Russians Are Buying Into Putin’s Ukraine War Propaganda—for Now

Russians Are Buying Into Putin’s Ukraine War Propaganda—for Now
Spectators wave Russian flags while waiting for Russian President Vladimir Putin at a rally honoring Russia’s armed forces at the Luzhniki Stadium in Moscow, Russia, Feb. 22, 2023 (AP photo).

In his State of the Nation address Tuesday, Russian President Vladimir Putin went back to where it all began: 2014. Just three sentences in, he reminded his audience that he had launched the invasion of Ukraine—or as he called it, the special military operation—to “eliminate the threat coming from the neo-Nazi regime that had taken hold in Ukraine after the 2014 coup.” Since then, he continued, “Donbass has been fighting for the right to live in their land and to speak their native tongue […] It hoped and waited that Russia would come to help.”

The speech was like a “greatest hits” collection of all Putin’s favorite themes, from protecting Russian children from Western cultural “degradation and degeneration” to refighting World War II against “neo-Nazis” in Kyiv. Despite its broad remit, however, the Russian president’s characteristically plaintive speech was oddly coherent, pulling together familiar narrative threads on Ukraine, the West, the war and Russia itself.
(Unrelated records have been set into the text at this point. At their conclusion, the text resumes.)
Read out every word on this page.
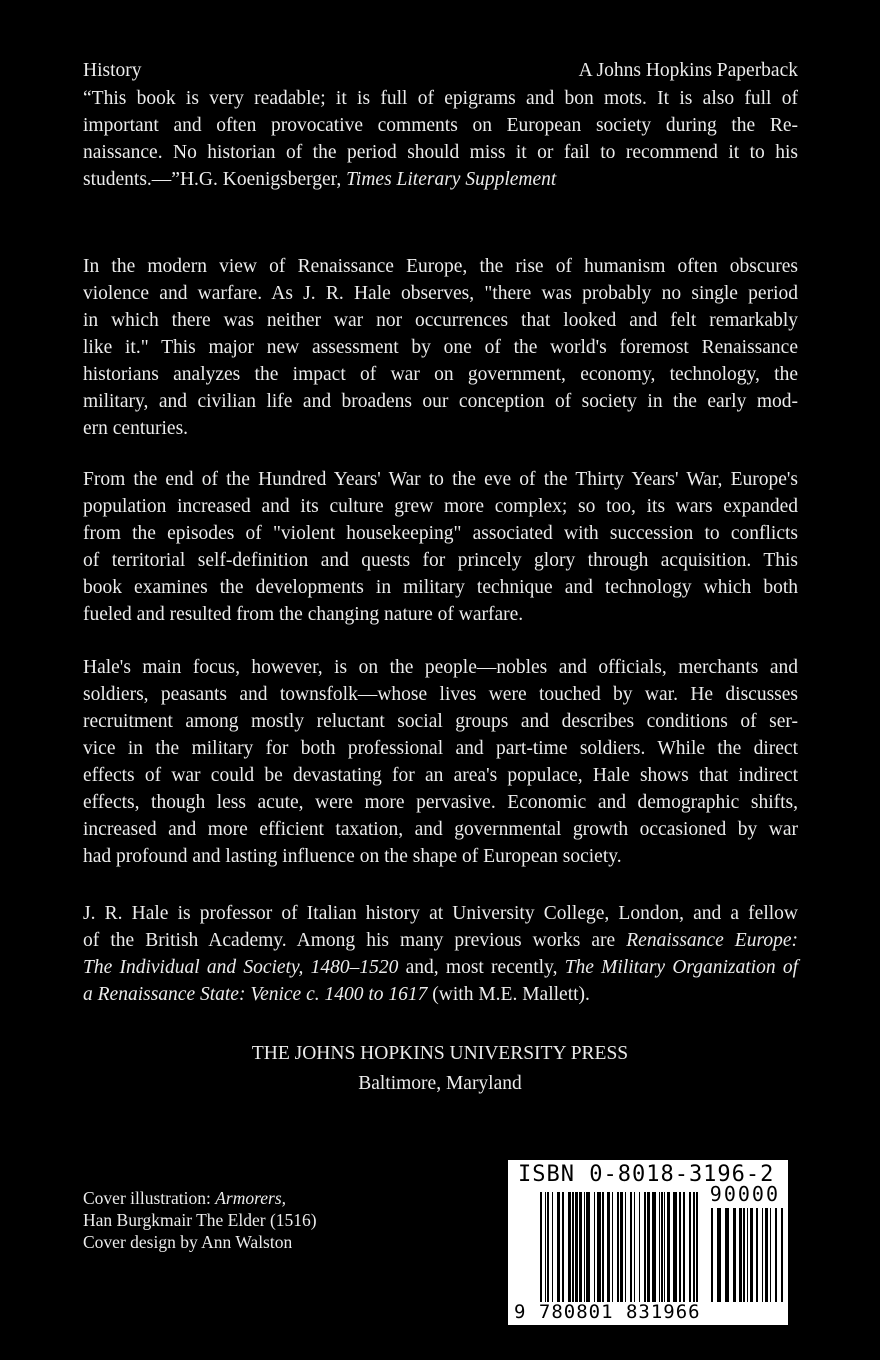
History	A Johns Hopkins Paperback
“This book is very readable; it is full of epigrams and bon mots. It is also full of
important and often provocative comments on European society during the Re-
naissance. No historian of the period should miss it or fail to recommend it to his
students.—”H.G. Koenigsberger, Times Literary Supplement
In the modern view of Renaissance Europe, the rise of humanism often obscures
violence and warfare. As J. R. Hale observes, "there was probably no single period
in which there was neither war nor occurrences that looked and felt remarkably
like it." This major new assessment by one of the world's foremost Renaissance
historians analyzes the impact of war on government, economy, technology, the
military, and civilian life and broadens our conception of society in the early mod-
ern centuries.
From the end of the Hundred Years' War to the eve of the Thirty Years' War, Europe's
population increased and its culture grew more complex; so too, its wars expanded
from the episodes of "violent housekeeping" associated with succession to conflicts
of territorial self-definition and quests for princely glory through acquisition. This
book examines the developments in military technique and technology which both
fueled and resulted from the changing nature of warfare.
Hale's main focus, however, is on the people—nobles and officials, merchants and
soldiers, peasants and townsfolk—whose lives were touched by war. He discusses
recruitment among mostly reluctant social groups and describes conditions of ser-
vice in the military for both professional and part-time soldiers. While the direct
effects of war could be devastating for an area's populace, Hale shows that indirect
effects, though less acute, were more pervasive. Economic and demographic shifts,
increased and more efficient taxation, and governmental growth occasioned by war
had profound and lasting influence on the shape of European society.
J. R. Hale is professor of Italian history at University College, London, and a fellow
of the British Academy. Among his many previous works are Renaissance Europe:
The Individual and Society, 1480–1520 and, most recently, The Military Organization of
a Renaissance State: Venice c. 1400 to 1617 (with M.E. Mallett).
THE JOHNS HOPKINS UNIVERSITY PRESS
Baltimore, Maryland
Cover illustration: Armorers,
Han Burgkmair The Elder (1516)
Cover design by Ann Walston
ISBN 0-8018-3196-2
90000
9 780801 831966
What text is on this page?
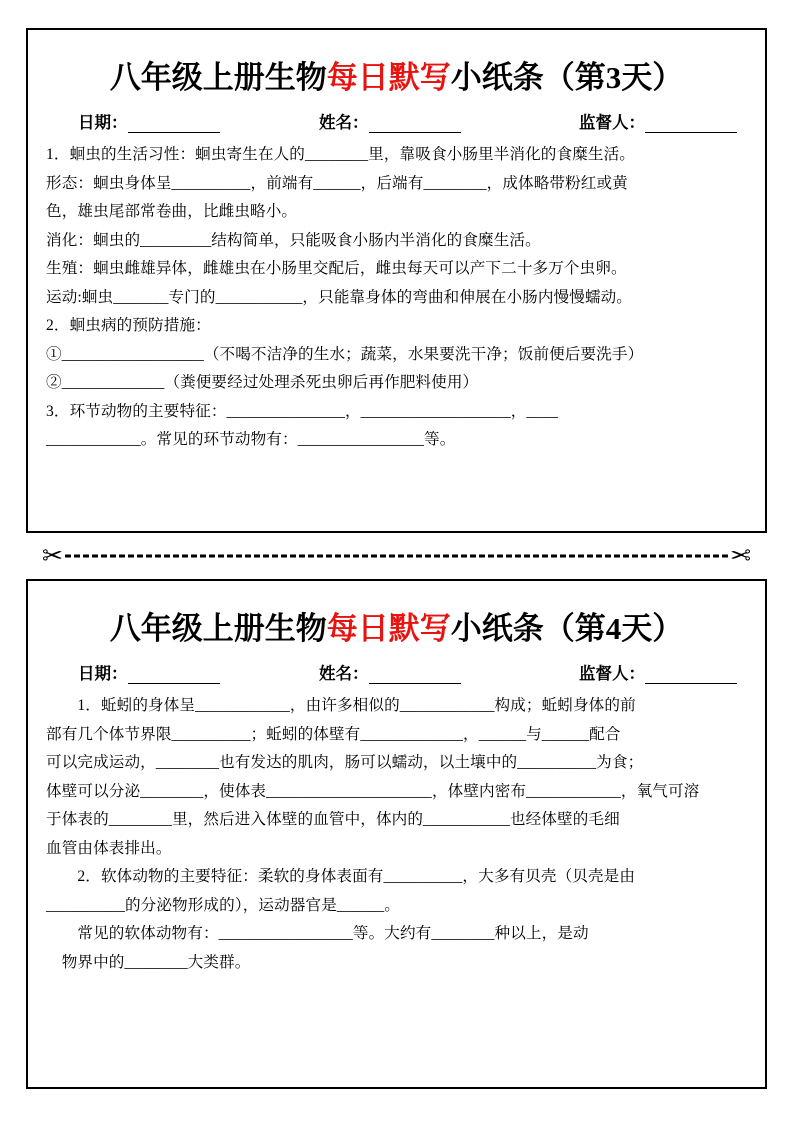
八年级上册生物每日默写小纸条（第3天）
日期：	姓名：	监督人：

1．蛔虫的生活习性：蛔虫寄生在人的________里，靠吸食小肠里半消化的食糜生活。

形态：蛔虫身体呈__________，前端有______，后端有________，成体略带粉红或黄

色，雄虫尾部常卷曲，比雌虫略小。

消化：蛔虫的_________结构简单，只能吸食小肠内半消化的食糜生活。

生殖：蛔虫雌雄异体，雌雄虫在小肠里交配后，雌虫每天可以产下二十多万个虫卵。

运动:蛔虫_______专门的___________，只能靠身体的弯曲和伸展在小肠内慢慢蠕动。

2．蛔虫病的预防措施：

①__________________（不喝不洁净的生水；蔬菜，水果要洗干净；饭前便后要洗手）

②_____________（粪便要经过处理杀死虫卵后再作肥料使用）

3．环节动物的主要特征：_______________，___________________，____

____________。常见的环节动物有：________________等。

✂	✂
八年级上册生物每日默写小纸条（第4天）
日期：	姓名：	监督人：

　　1．蚯蚓的身体呈____________，由许多相似的____________构成；蚯蚓身体的前

部有几个体节界限__________；蚯蚓的体壁有_____________，______与______配合

可以完成运动，________也有发达的肌肉，肠可以蠕动，以土壤中的__________为食；

体壁可以分泌________，使体表_____________________，体壁内密布____________，氧气可溶

于体表的________里，然后进入体壁的血管中，体内的___________也经体壁的毛细

血管由体表排出。

　　2．软体动物的主要特征：柔软的身体表面有__________，大多有贝壳（贝壳是由

__________的分泌物形成的），运动器官是______。

　　常见的软体动物有：_________________等。大约有________种以上，是动

　物界中的________大类群。
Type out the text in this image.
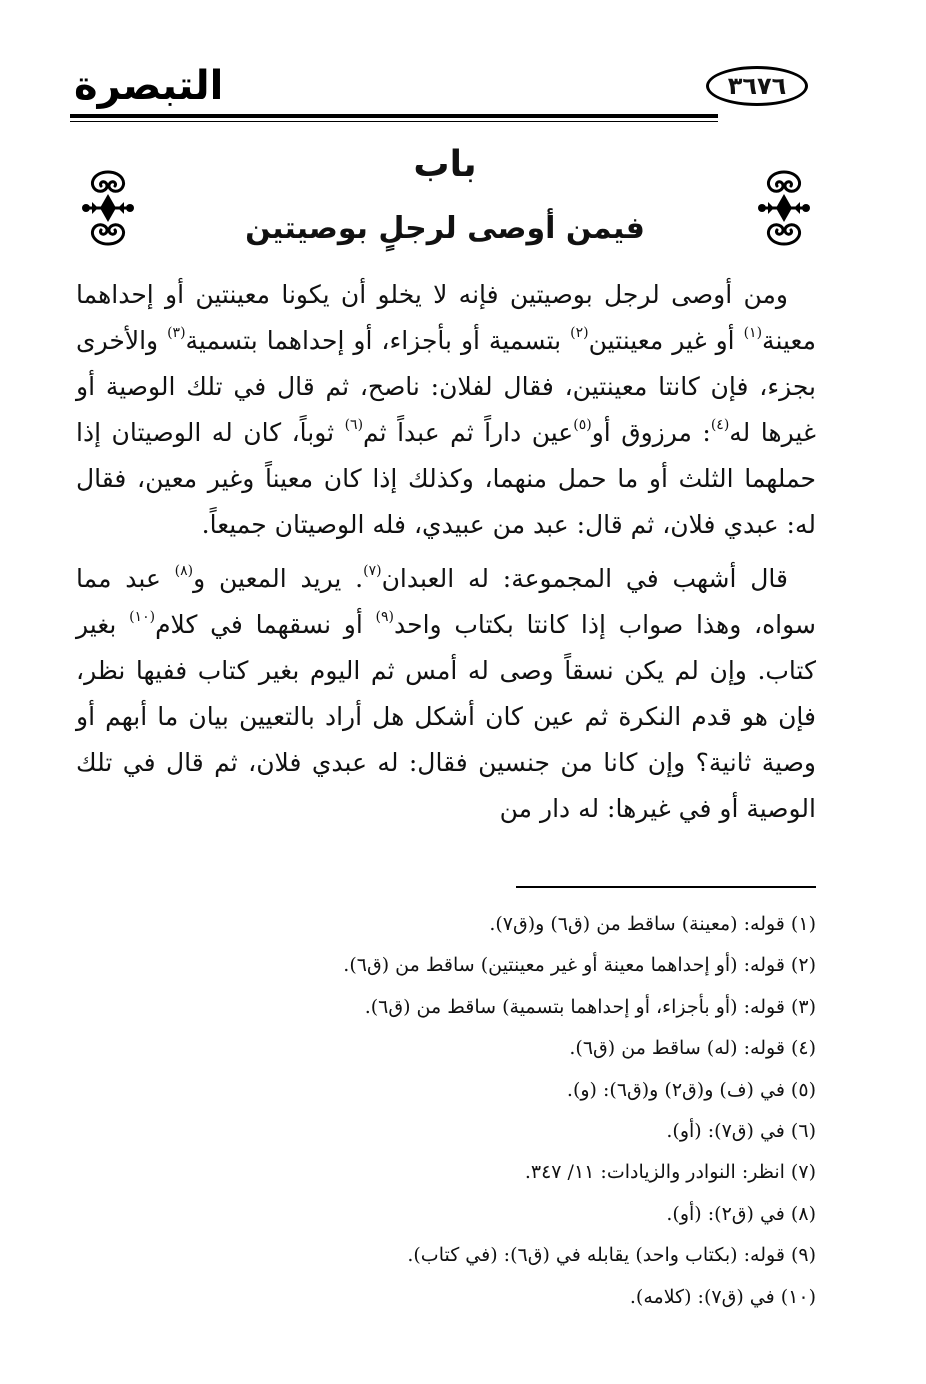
التبصرة	٣٦٧٦
باب
فيمن أوصى لرجلٍ بوصيتين

ومن أوصى لرجل بوصيتين فإنه لا يخلو أن يكونا معينتين أو إحداهما معينة$^{(١)}$ أو غير معينتين$^{(٢)}$ بتسمية أو بأجزاء، أو إحداهما بتسمية$^{(٣)}$ والأخرى بجزء، فإن كانتا معينتين، فقال لفلان: ناصح، ثم قال في تلك الوصية أو غيرها له$^{(٤)}$: مرزوق أو$^{(٥)}$عين داراً ثم عبداً ثم$^{(٦)}$ ثوباً، كان له الوصيتان إذا حملهما الثلث أو ما حمل منهما، وكذلك إذا كان معيناً وغير معين، فقال له: عبدي فلان، ثم قال: عبد من عبيدي، فله الوصيتان جميعاً.

قال أشهب في المجموعة: له العبدان$^{(٧)}$. يريد المعين و$^{(٨)}$ عبد مما سواه، وهذا صواب إذا كانتا بكتاب واحد$^{(٩)}$ أو نسقهما في كلام$^{(١٠)}$ بغير كتاب. وإن لم يكن نسقاً وصى له أمس ثم اليوم بغير كتاب ففيها نظر، فإن هو قدم النكرة ثم عين كان أشكل هل أراد بالتعيين بيان ما أبهم أو وصية ثانية؟ وإن كانا من جنسين فقال: له عبدي فلان، ثم قال في تلك الوصية أو في غيرها: له دار من

(١) قوله: (معينة) ساقط من (ق٦) و(ق٧).
(٢) قوله: (أو إحداهما معينة أو غير معينتين) ساقط من (ق٦).
(٣) قوله: (أو بأجزاء، أو إحداهما بتسمية) ساقط من (ق٦).
(٤) قوله: (له) ساقط من (ق٦).
(٥) في (ف) و(ق٢) و(ق٦): (و).
(٦) في (ق٧): (أو).
(٧) انظر: النوادر والزيادات: ١١/ ٣٤٧.
(٨) في (ق٢): (أو).
(٩) قوله: (بكتاب واحد) يقابله في (ق٦): (في كتاب).
(١٠) في (ق٧): (كلامه).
The Putin-era project to shape a workable post-Soviet Russian identity has become inseparable from the Kremlin’s preoccupation with Ukraine. Ever since the mass protests known as the Maidan Revolution erupted in 2013 against Ukraine’s Russian-backed president at the time, Viktor Yanukovych, the narrative has changed very little. Pro-Kremlin media and politicians alike described the Maidan demonstrators as banderovtsy—a term they use to denote Nazi collaborators—as well as fascists and Western puppets.